Figure 3. Jugular venous pulse (JVP) 2 × 2 matrix as an aide memoire
Figure 3. Jugular venous pulse (JVP) 2 × 2 matrix as an aide memoire

Aide memoire

It can be with the pulse – i.e. it is a diastolic phenomenon. The ‘x’ wave is an inward movement or collapse of the internal jugular vein, synchronous with the pulse, so it is a systolic phenomenon. Similarly, the ‘v’ and ‘y’ waves are systolic and diastolic, respectively. The key in all this is to look for a dominant wave, and then decide whether it is inward or outward, synchronous or not synchronous with the pulse. Even if no dominant deflection can be identified, for example in a patient with cardiogenic water retention or ‘heart failure,’ the venous wavelets can often still be identified.
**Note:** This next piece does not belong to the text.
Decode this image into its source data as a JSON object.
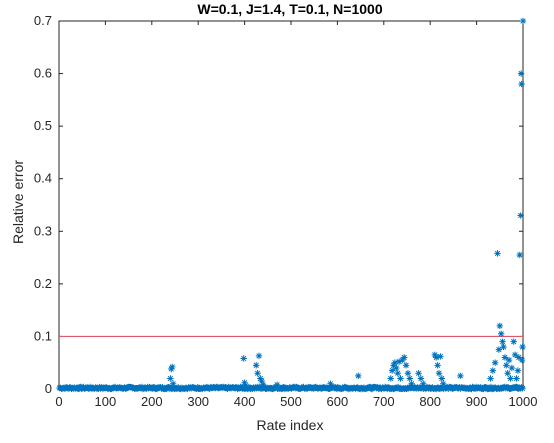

Mechanism of dominant deflection

The final step is to work out the underlying mechanism of the dominant deflection, not forgetting that it is a manifestation of the right heart only; some examples include:

  • ‘a’ waves – right ventricular (RV) hypertrophy, RV outflow or inflow obstruction. It is caused by increased resistance to atrial emptying. It may coincide with left heart fourth heart sound, if the right and left ventricles are similarly afflicted.
  • ‘x’ descent – nearly always seen in pericardial effusion with tamponade. It is caused by contraction of the ventricles in a fluid-containing sac. The space left is taken up by atrial expansion, leading to a sudden fall in intra-atrial pressure.
  • ‘v’ wave – otherwise referred to as a ‘systolic’ wave when prominent. Typically found in tricuspid regurgitation of any cause. It coincides with a pulsatile liver, if present.
  • ‘y’ descent – this is a hallmark of constrictive pericarditis,2 where the visceral and parietal layers of the pericardial sac are fused so that, when the ventricles contract, they pull against the pericardium and bounce back in diastole, causing a sudden increase in ventricular filling and atrial emptying. Its nadir can coincide with a filling sound or pericardial knock. An ‘x’ descent can co-exist giving two dominant deflections and a secure bedside diagnosis.

The JVP is not complicated. With a little practice and some expert guidance (if there is any remaining) the trainee can impress colleagues and seniors.

Conflict of interest

None declared.

References

1. King A. “JVP not seen.” Student BMJ 2009;17:b1097. http://dx.doi.org/10.1136/sbmj.b1097

2. Wood P. Diseases of the Heart and Circulation. Third edition. London: Eyre and Spottiswood, 1968.